Сразу за "Ивановым детством" Тарковский почувствовал, что был в России человек, знавший решение, - Андрей Рублев. Время, когда жил Рублев, было не лучше нашего (так в фильме показывается). И все-таки он сумел написать "Троицу", написать иконы звенигородского чина с обжигающим Спасом. Фильм "Андрей Рублев" - попытка показать, как это вышло. Но попытка захватывает только как замысел. Воплотить его не удалось. Режиссер все время соскальзывает на то, что ему легче понять, на обстановку, в которой Рублев жил, создает несколько ярких новелл, и - не умеет войти во внутренний мир святого. Лица Андрея Рублева и Феофана Грека не складываются в моем уме с рублевскими и феофановскими ликами. Но в единстве серии неспособность впрямую подойти к тайне святости становится подступом к "Солярису".

Цельность просветленного духа метафорически представлена там планетой, где сознание родилось без распада жизни на особи, в нераздельности мирового океана. И беспомощность ученых космонавтов, не умеющих вступить в разговор с Солярисом - метафора неудач дробного ума подойти к тайне святости и Бога. Сознание, зарывшееся в анализах частностей, неспособно мыслить Целое, неспособно (если воспользоваться языком Сент-Экзюпери) связать двойственность и дробность "Божественным узлом". Солярис отказывается вступить в разговор с учеными на их языке. Он молчаливо требует постичь его язык. Они этого не понимают и пытаются действовать силой, жесткими лучами (подобием "мозгового штурма" проблемы, требующей скорее тихого вглядывания). В ответ Солярис вызывает из их памяти то, что хотелось забыть, и мучает воспоминаниями.

Чувство вины, охватывающее космонавтов, напомнило мне "Сон смешного человека" Достоевского. Смешному человеку так же недоступно Целое вселенной, как космонавтам целостность Соляриса. Жесткие лучи, направленные в нераздельность океанического сознания, - подобие ума, вторгшегося в жизнь планеты, не знавшей грехопадения. Защититься планета не сумела. Но здесь сюжеты расходятся.

Оборона Соляриса напомнила мне опыт двух американских психологов, лет 20 или 30 тому назад. Большой группе пациентов (более 200) был дан препарат LSD. Одиннадцать человек пережили вспышку внутреннего света, наподобие той, которую иногда вызывает любовь или красота; другая группа (примерно 35 или 36 человек) испытала острое чувство вины за какие-то свои поступки; этот призыв к покаянию врачи поняли как болезнь и лечили ее. Остальные - 80% - увидели нечто вроде телевизионной рекламы, яркие образы вещей. Персонажи фильма "Солярис" принадлежат ко второй группе, с разной степенью чувствительности к мукам совести. Один кончает собой, другой доходит до духовного сдвига, до попытки жертвенной любви. Это высшая нравственная точка героя второй группы, и фильм "Солярис" - единственный, где эта точка достигнута. Я думаю, что именно вторая группа составляет большинство среди зрителей Тарковского.

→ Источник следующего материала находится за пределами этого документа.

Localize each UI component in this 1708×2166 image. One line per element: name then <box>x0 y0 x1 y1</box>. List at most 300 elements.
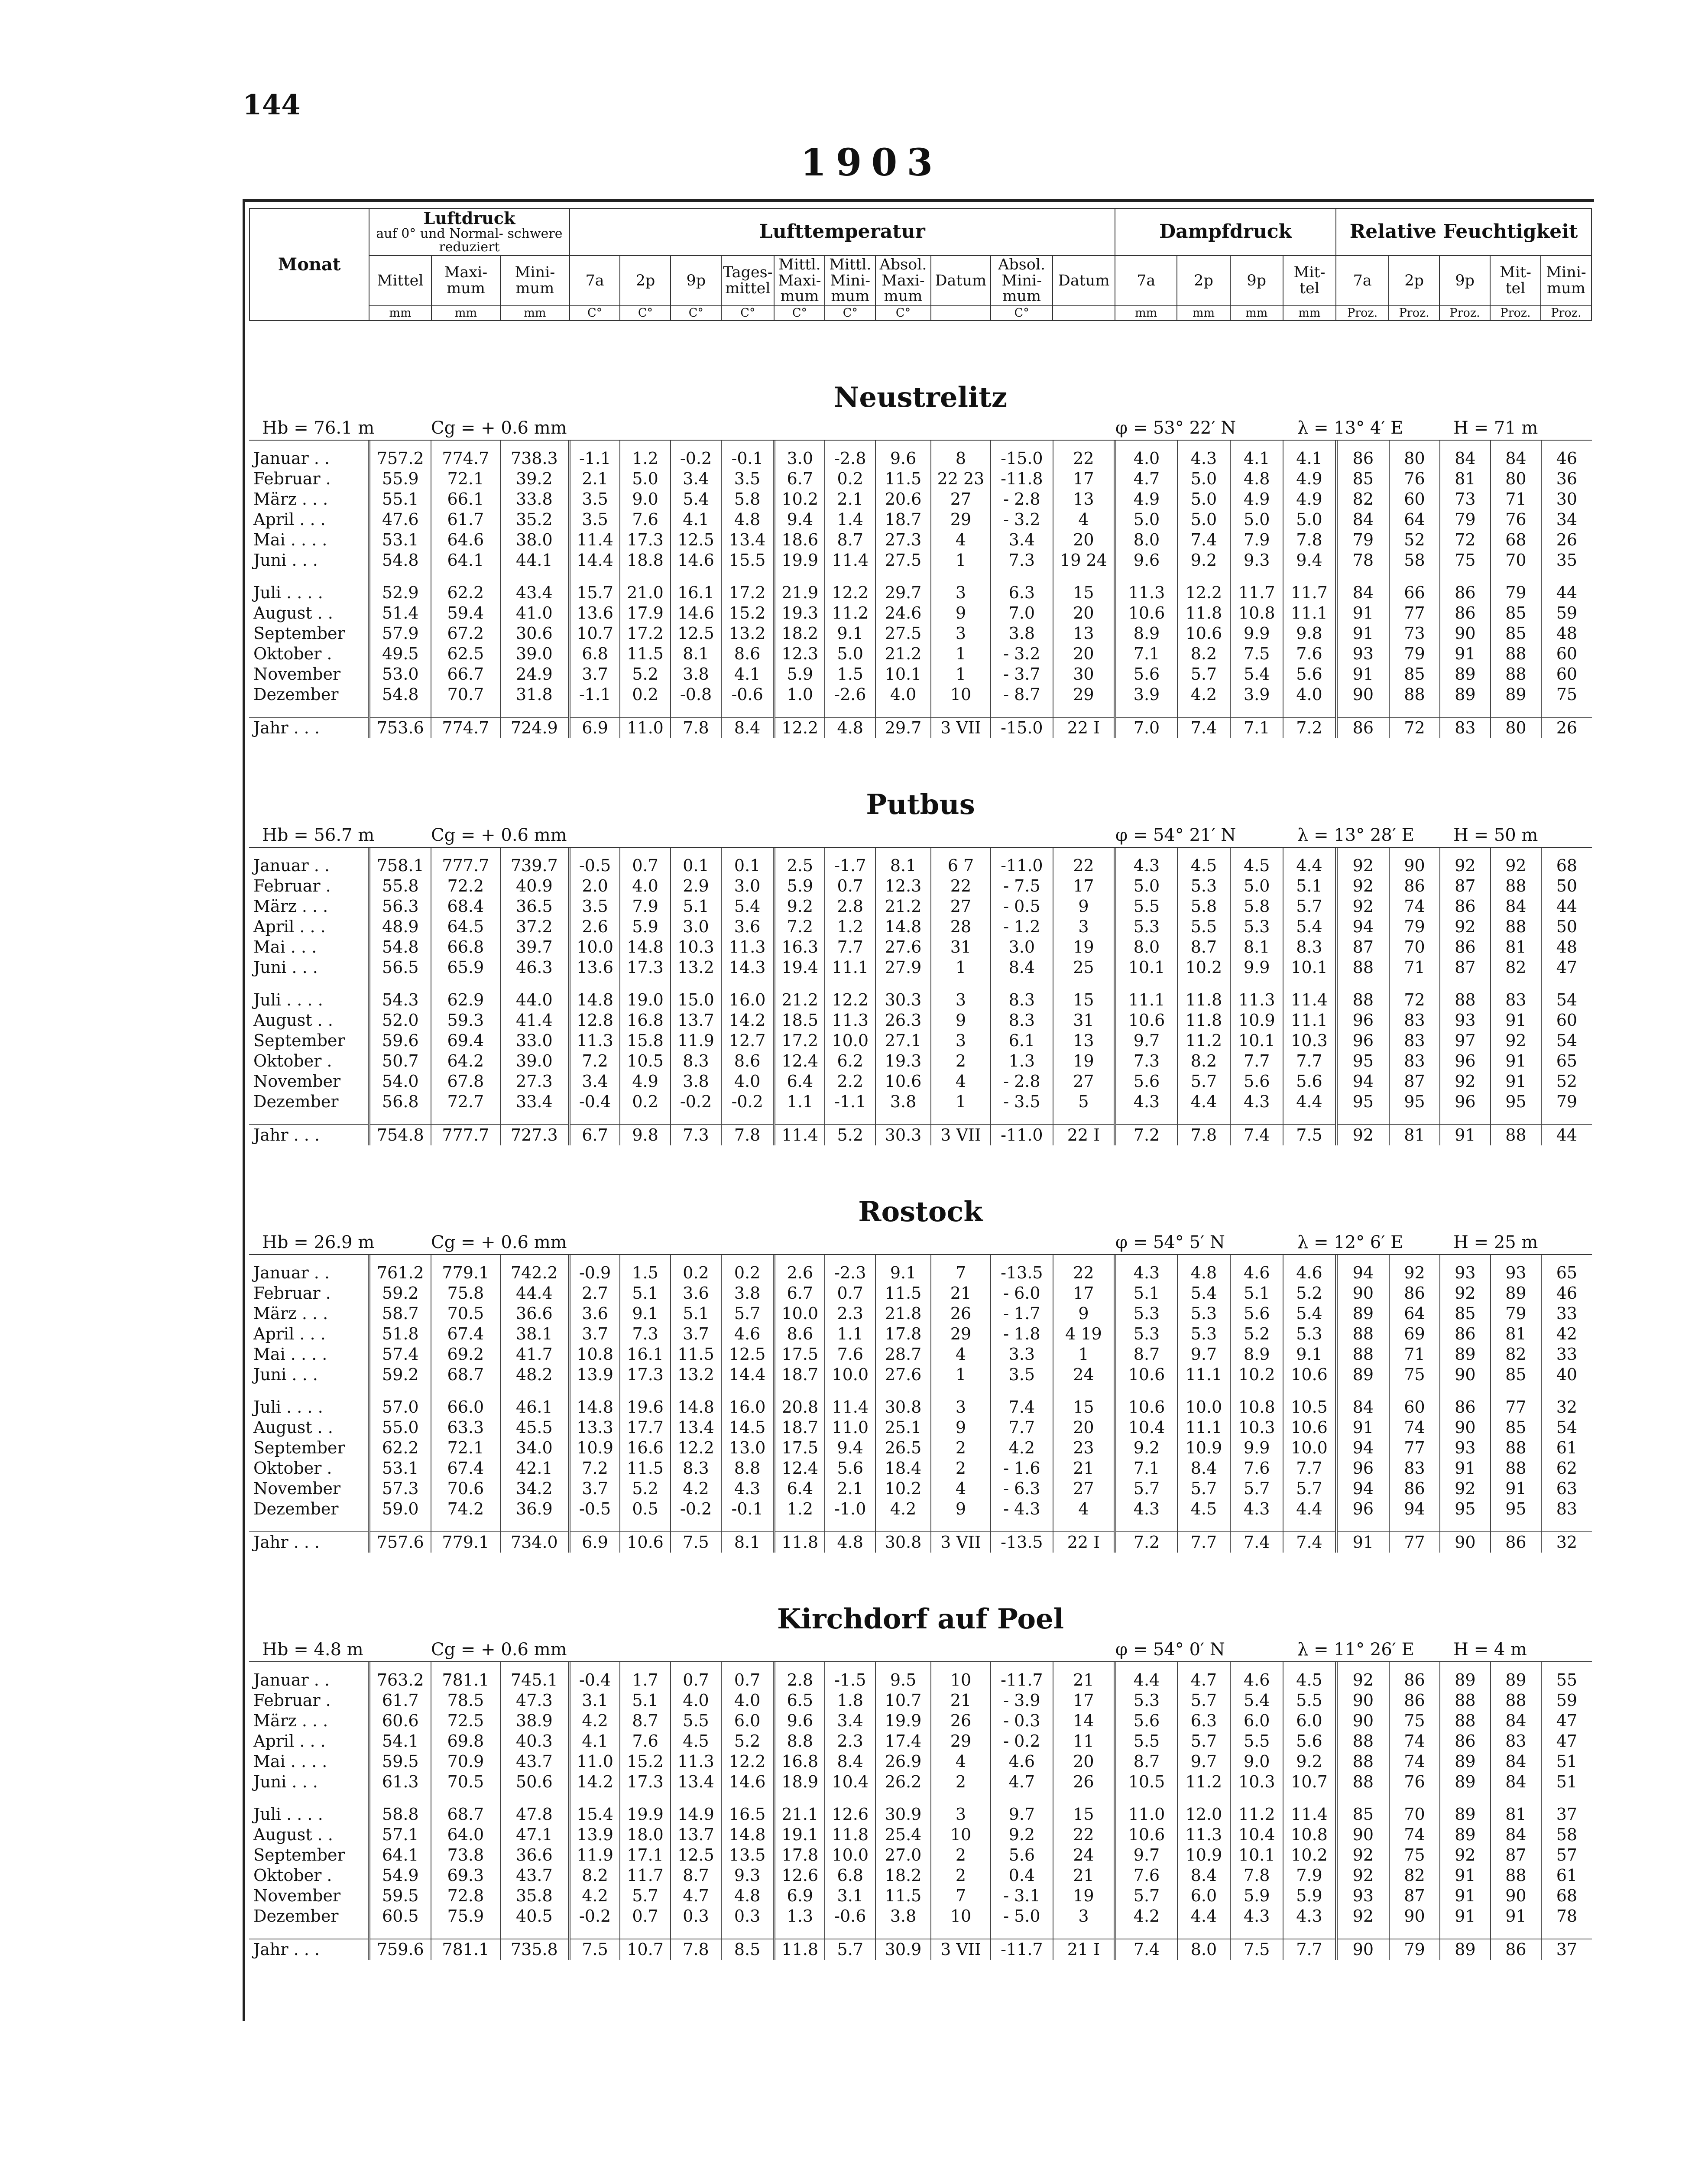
cell: 7.6 <box>1283 644 1336 664</box>
table-row <box>249 1825 1592 1845</box>
cell: 9.6 <box>774 1711 825 1731</box>
cell: 6.5 <box>774 1690 825 1711</box>
cell: - 4.3 <box>991 1499 1053 1519</box>
cell: 10.6 <box>1115 1825 1177 1845</box>
cell: 92 <box>1440 917 1491 937</box>
header-unit-18: Proz. <box>1336 306 1389 321</box>
cell: 79 <box>1491 583 1541 603</box>
cell: 3.8 <box>721 1283 774 1303</box>
cell: 9.7 <box>1177 1751 1230 1772</box>
row-spacer <box>249 978 1592 990</box>
row-label: Jahr . . . <box>249 1532 369 1553</box>
cell: 14.6 <box>671 603 721 623</box>
cell: 84 <box>1440 441 1491 469</box>
cell: 11.8 <box>825 1825 875 1845</box>
cell: 90 <box>1440 1532 1491 1553</box>
cell: 2.3 <box>825 1303 875 1324</box>
cell: 73.8 <box>431 1845 500 1865</box>
cell: 3.4 <box>825 1711 875 1731</box>
cell: 4.3 <box>1115 1092 1177 1112</box>
cell: 6.3 <box>1177 1711 1230 1731</box>
cell: 61.7 <box>431 509 500 530</box>
cell: 10.6 <box>1177 623 1230 644</box>
cell: 87 <box>1389 1071 1440 1092</box>
cell: 9.7 <box>1177 1344 1230 1365</box>
cell: 21.2 <box>774 990 825 1010</box>
station-coordinates <box>249 1232 1592 1255</box>
cell: 90 <box>1336 1939 1389 1960</box>
header-unit-11 <box>931 306 991 321</box>
table-row <box>249 1283 1592 1303</box>
cell: -0.6 <box>721 684 774 705</box>
cell: 0.2 <box>825 469 875 489</box>
cell: 4.6 <box>1230 1255 1283 1283</box>
cell: 3.5 <box>991 1365 1053 1385</box>
cell: 83 <box>1389 1051 1440 1071</box>
row-label: Mai . . . . <box>253 530 327 549</box>
cell: 68.7 <box>431 1804 500 1825</box>
table-row <box>249 603 1592 623</box>
cell: 40 <box>1541 1365 1592 1385</box>
cell: 14.8 <box>569 1397 620 1417</box>
cell: 12.7 <box>721 1031 774 1051</box>
header-col-1: Mittel <box>369 256 431 306</box>
cell: 79 <box>1491 1303 1541 1324</box>
header-unit-12: C° <box>991 306 1053 321</box>
cell: 6.4 <box>774 1071 825 1092</box>
cell: 11.8 <box>774 1532 825 1553</box>
cell: 77 <box>1389 603 1440 623</box>
table-row <box>249 1071 1592 1092</box>
cell: 88 <box>1491 644 1541 664</box>
header-unit-7: C° <box>721 306 774 321</box>
cell: 87 <box>1440 876 1491 896</box>
cell: 19.9 <box>774 550 825 571</box>
cell: 10.2 <box>1230 1365 1283 1385</box>
cell: 5.3 <box>1177 1324 1230 1344</box>
cell: 3.7 <box>569 1479 620 1499</box>
cell: 64.1 <box>369 1845 431 1865</box>
cell: 27.1 <box>875 1031 931 1051</box>
cell: -0.4 <box>569 1662 620 1690</box>
cell: 0.7 <box>825 876 875 896</box>
cell: -1.1 <box>569 684 620 705</box>
cell: 19.1 <box>774 1825 825 1845</box>
cell: 3.7 <box>671 1324 721 1344</box>
cell: 5.6 <box>1115 664 1177 684</box>
cell: 88 <box>1336 1344 1389 1365</box>
cell: 62.9 <box>431 990 500 1010</box>
cell: 5.4 <box>1177 1283 1230 1303</box>
cell: 84 <box>1491 441 1541 469</box>
header-col-7: Tages- mittel <box>721 256 774 306</box>
cell: 8.4 <box>991 957 1053 978</box>
cell: 1 <box>931 644 991 664</box>
cell: 6.0 <box>1283 1711 1336 1731</box>
cell: 83 <box>1491 990 1541 1010</box>
cell: 70 <box>1491 550 1541 571</box>
cell: 13.9 <box>569 1365 620 1385</box>
cell: 8.7 <box>825 530 875 550</box>
cell: 29 <box>1053 684 1115 705</box>
cell: 4.6 <box>991 1751 1053 1772</box>
cell: 85 <box>1336 469 1389 489</box>
cell: 2.6 <box>569 917 620 937</box>
cell: 74 <box>1389 896 1440 917</box>
cell: 5.0 <box>1177 489 1230 509</box>
cell: 9.8 <box>620 1125 671 1145</box>
cell: 21.0 <box>620 583 671 603</box>
cell: - 2.8 <box>991 1071 1053 1092</box>
cell: 11 <box>1053 1731 1115 1751</box>
cell: 86 <box>1440 1397 1491 1417</box>
cell: 89 <box>1440 1662 1491 1690</box>
cell: 7.8 <box>1177 1125 1230 1145</box>
cell: 8.1 <box>721 1532 774 1553</box>
cell: 22 <box>1053 848 1115 876</box>
cell: - 8.7 <box>991 684 1053 705</box>
cell: 3.5 <box>569 896 620 917</box>
cell: -1.1 <box>569 441 620 469</box>
cell: 92 <box>1336 876 1389 896</box>
header-col-4: 7a <box>570 256 620 306</box>
cell: 20 <box>1053 1751 1115 1772</box>
cell: 6.4 <box>774 1479 825 1499</box>
cell: 88 <box>1491 1125 1541 1145</box>
cell: 94 <box>1336 1479 1389 1499</box>
cell: 27.6 <box>875 1365 931 1385</box>
table-row <box>249 937 1592 957</box>
table-row <box>249 1731 1592 1751</box>
row-label: Juli . . . . <box>253 990 323 1009</box>
cell: 5.6 <box>991 1845 1053 1865</box>
cell: 64.0 <box>431 1825 500 1845</box>
cell: 80 <box>1491 717 1541 738</box>
cell: 84 <box>1491 1825 1541 1845</box>
cell: 3.4 <box>671 469 721 489</box>
cell: 6.7 <box>569 1125 620 1145</box>
station-hb: Hb = 26.9 m <box>262 1232 375 1252</box>
cell: 47 <box>1541 957 1592 978</box>
row-label: März . . . <box>253 490 328 509</box>
cell: 17.4 <box>875 1731 931 1751</box>
cell: 5.6 <box>1115 1711 1177 1731</box>
cell: 60.6 <box>369 1711 431 1731</box>
cell: 81 <box>1389 1125 1440 1145</box>
cell: 5.4 <box>1230 1690 1283 1711</box>
table-row <box>249 509 1592 530</box>
table-row <box>249 489 1592 509</box>
cell: 12.6 <box>774 1865 825 1886</box>
cell: 5.0 <box>1230 509 1283 530</box>
cell: 7.3 <box>1115 1051 1177 1071</box>
cell: 1.7 <box>620 1662 671 1690</box>
cell: - 3.2 <box>991 509 1053 530</box>
cell: 92 <box>1336 1662 1389 1690</box>
cell: 11.1 <box>1283 603 1336 623</box>
cell: 2 <box>931 1772 991 1792</box>
row-spacer <box>249 1792 1592 1804</box>
page-number: 144 <box>243 89 301 121</box>
cell: 11.8 <box>1177 1010 1230 1031</box>
cell: 4.3 <box>1115 1255 1177 1283</box>
cell: 7 <box>931 1886 991 1906</box>
cell: 10.6 <box>1283 1417 1336 1438</box>
cell: 3 <box>931 1804 991 1825</box>
cell: 5.7 <box>1177 1690 1230 1711</box>
cell: 4.3 <box>1230 1092 1283 1112</box>
cell: 8.0 <box>1115 530 1177 550</box>
table-row <box>249 1438 1592 1458</box>
cell: 1.2 <box>825 917 875 937</box>
station-cg: Cg = + 0.6 mm <box>431 825 567 845</box>
cell: 22 I <box>1053 1532 1115 1553</box>
cell: 13.5 <box>721 1845 774 1865</box>
cell: 10.7 <box>1283 1772 1336 1792</box>
cell: 10.7 <box>569 623 620 644</box>
cell: 1.3 <box>774 1906 825 1926</box>
cell: 88 <box>1491 1690 1541 1711</box>
cell: 70.5 <box>431 1772 500 1792</box>
cell: 11.2 <box>825 603 875 623</box>
cell: 53.0 <box>369 664 431 684</box>
cell: 13.7 <box>671 1010 721 1031</box>
cell: 75 <box>1389 1365 1440 1385</box>
row-spacer <box>249 1385 1592 1397</box>
cell: 11.4 <box>1283 1804 1336 1825</box>
table-row-year <box>249 1939 1592 1960</box>
cell: 27.9 <box>875 957 931 978</box>
cell: 10.2 <box>1283 1845 1336 1865</box>
station-name: Neustrelitz <box>833 381 1008 414</box>
header-col-19: 2p <box>1389 256 1439 306</box>
cell: 781.1 <box>431 1662 500 1690</box>
cell: 0.5 <box>620 1499 671 1519</box>
cell: 2.7 <box>569 1283 620 1303</box>
cell: 88 <box>1491 917 1541 937</box>
cell: 9.9 <box>1230 623 1283 644</box>
cell: 83 <box>1389 1458 1440 1479</box>
cell: 754.8 <box>369 1125 431 1145</box>
cell: 8.7 <box>671 1865 721 1886</box>
cell: 15 <box>1053 1804 1115 1825</box>
cell: 4.8 <box>825 717 875 738</box>
cell: 0.7 <box>825 1283 875 1303</box>
cell: 4.9 <box>620 1071 671 1092</box>
cell: 72.8 <box>431 1886 500 1906</box>
station-data-table <box>249 1662 1592 1960</box>
row-label: Juni . . . <box>253 551 318 570</box>
header-col-15: 2p <box>1177 256 1230 306</box>
cell: 11.2 <box>1177 1031 1230 1051</box>
cell: 735.8 <box>500 1939 570 1960</box>
cell: 4.9 <box>1283 469 1336 489</box>
cell: 72.2 <box>431 876 500 896</box>
header-col-3: Mini- mum <box>500 256 569 306</box>
row-label: September <box>253 1845 345 1864</box>
table-row <box>249 644 1592 664</box>
cell: 72 <box>1389 990 1440 1010</box>
cell: 5.2 <box>825 1125 875 1145</box>
cell: 60 <box>1541 1010 1592 1031</box>
table-row <box>249 848 1592 876</box>
cell: 8.4 <box>721 717 774 738</box>
cell: 18.9 <box>774 1772 825 1792</box>
cell: 3.3 <box>991 1344 1053 1365</box>
cell: 9.3 <box>721 1865 774 1886</box>
cell: 4 <box>931 1479 991 1499</box>
cell: 51.8 <box>369 1324 431 1344</box>
cell: 5.4 <box>671 489 721 509</box>
table-row <box>249 550 1592 571</box>
table-row <box>249 917 1592 937</box>
cell: 5.4 <box>1230 664 1283 684</box>
cell: 91 <box>1491 1051 1541 1071</box>
cell: 5 <box>1053 1092 1115 1112</box>
cell: -11.7 <box>991 1662 1053 1690</box>
cell: 46 <box>1541 1283 1592 1303</box>
cell: 7.6 <box>825 1344 875 1365</box>
cell: 6.9 <box>569 1532 620 1553</box>
cell: 8.2 <box>1177 644 1230 664</box>
station-phi: φ = 54° 5′ N <box>1115 1232 1225 1252</box>
cell: 66.1 <box>431 489 500 509</box>
cell: 5.4 <box>1283 917 1336 937</box>
header-col-6: 9p <box>671 256 721 306</box>
row-spacer <box>249 1519 1592 1532</box>
station-lambda: λ = 13° 4′ E <box>1297 418 1403 438</box>
cell: 91 <box>1336 623 1389 644</box>
row-label: Februar . <box>253 876 331 895</box>
cell: 16.1 <box>671 583 721 603</box>
cell: 5.2 <box>1230 1324 1283 1344</box>
cell: 7.5 <box>569 1939 620 1960</box>
cell: 5.3 <box>1177 1303 1230 1324</box>
cell: 68 <box>1541 1886 1592 1906</box>
row-label: März . . . <box>253 897 328 916</box>
cell: 763.2 <box>369 1662 431 1690</box>
cell: 56.8 <box>369 1092 431 1112</box>
cell: 95 <box>1491 1499 1541 1519</box>
cell: 777.7 <box>431 848 500 876</box>
cell: 6.2 <box>825 1051 875 1071</box>
cell: 64.6 <box>431 530 500 550</box>
cell: 13.9 <box>569 1825 620 1845</box>
cell: 86 <box>1389 1690 1440 1711</box>
cell: 10.0 <box>825 1845 875 1865</box>
header-col-9: Mittl. Mini- mum <box>825 256 875 306</box>
header-unit-3: mm <box>500 306 569 321</box>
cell: 11.3 <box>1230 990 1283 1010</box>
cell: 7.9 <box>620 896 671 917</box>
cell: 761.2 <box>369 1255 431 1283</box>
cell: 46 <box>1541 441 1592 469</box>
header-col-22: Mini- mum <box>1541 256 1591 306</box>
cell: 10.2 <box>774 489 825 509</box>
cell: 7.8 <box>1230 1865 1283 1886</box>
cell: -0.9 <box>569 1255 620 1283</box>
cell: -0.2 <box>721 1092 774 1112</box>
header-unit-13 <box>1053 306 1115 321</box>
cell: 16.6 <box>620 1438 671 1458</box>
cell: - 5.0 <box>991 1906 1053 1926</box>
cell: 20 <box>1053 1417 1115 1438</box>
cell: 4.3 <box>1177 441 1230 469</box>
table-row <box>249 1344 1592 1365</box>
cell: 3.8 <box>875 1906 931 1926</box>
cell: 6.8 <box>569 644 620 664</box>
cell: 9.2 <box>1283 1751 1336 1772</box>
cell: 4.4 <box>1283 1499 1336 1519</box>
cell: 74 <box>1389 1417 1440 1438</box>
cell: 67.2 <box>431 623 500 644</box>
row-label: Mai . . . . <box>253 1752 327 1771</box>
header-unit-4: C° <box>570 306 620 321</box>
cell: 4.9 <box>1115 489 1177 509</box>
cell: 17.8 <box>875 1324 931 1344</box>
cell: 11.3 <box>825 1010 875 1031</box>
cell: 65 <box>1541 1255 1592 1283</box>
cell: 17.3 <box>620 530 671 550</box>
cell: 11.7 <box>1283 583 1336 603</box>
cell: 48 <box>1541 623 1592 644</box>
cell: 5.8 <box>1230 896 1283 917</box>
cell: 44 <box>1541 1125 1592 1145</box>
cell: 13.4 <box>721 530 774 550</box>
cell: 32 <box>1541 1397 1592 1417</box>
cell: 4.5 <box>671 1731 721 1751</box>
cell: 7.7 <box>991 1417 1053 1438</box>
cell: 10.1 <box>875 664 931 684</box>
cell: 6.0 <box>721 1711 774 1731</box>
row-label: Januar . . <box>253 449 330 468</box>
cell: 4.4 <box>1283 1092 1336 1112</box>
station-h: H = 50 m <box>1453 825 1538 845</box>
cell: 58 <box>1541 1825 1592 1845</box>
cell: 5.6 <box>1230 1303 1283 1324</box>
cell: 18.7 <box>774 1365 825 1385</box>
cell: 92 <box>1336 1125 1389 1145</box>
station-block <box>249 1191 1592 1553</box>
cell: 10.3 <box>1230 1772 1283 1792</box>
cell: 12.5 <box>671 623 721 644</box>
cell: 4.4 <box>1283 848 1336 876</box>
cell: 58.7 <box>369 1303 431 1324</box>
cell: 5.2 <box>620 1479 671 1499</box>
cell: 90 <box>1389 1906 1440 1926</box>
header-dampfdruck: Dampfdruck <box>1115 208 1336 256</box>
cell: - 0.5 <box>991 896 1053 917</box>
cell: 86 <box>1389 1662 1440 1690</box>
cell: 92 <box>1440 1479 1491 1499</box>
cell: 5.9 <box>1283 1886 1336 1906</box>
cell: 4 <box>931 1344 991 1365</box>
cell: 92 <box>1440 1071 1491 1092</box>
cell: 759.6 <box>369 1939 431 1960</box>
cell: 4.2 <box>569 1886 620 1906</box>
cell: 4 <box>931 1751 991 1772</box>
cell: 5.7 <box>825 1939 875 1960</box>
cell: 62.2 <box>369 1438 431 1458</box>
cell: 79 <box>1389 917 1440 937</box>
cell: 30.9 <box>875 1939 931 1960</box>
cell: 8.6 <box>721 644 774 664</box>
cell: 5.0 <box>1115 509 1177 530</box>
header-unit-19: Proz. <box>1389 306 1439 321</box>
cell: 76 <box>1389 469 1440 489</box>
cell: - 1.6 <box>991 1458 1053 1479</box>
cell: 0.7 <box>620 1906 671 1926</box>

Искусство позволяет предчувствовать то, к чему человек отчасти уже расположен. Иконы Рублева захватывают тех, кто в американском опыте попал бы в первые 5%, они поразили Тарковского, но изнутри он умеет видеть и показывать только людей второй группы. Люди этой группы, смотря "Солярис" или "Зеркало", испытывают аристотелевское очищение через страдание, видят обнаженными свои проблемы и сквозь свою боль - проблески внутреннего света. Люди третьей группы способны оценить Тарковского случайно, под влиянием какого-то потрясения. Обычно они скучают и не понимают, что снобы находят в этой тягомотине.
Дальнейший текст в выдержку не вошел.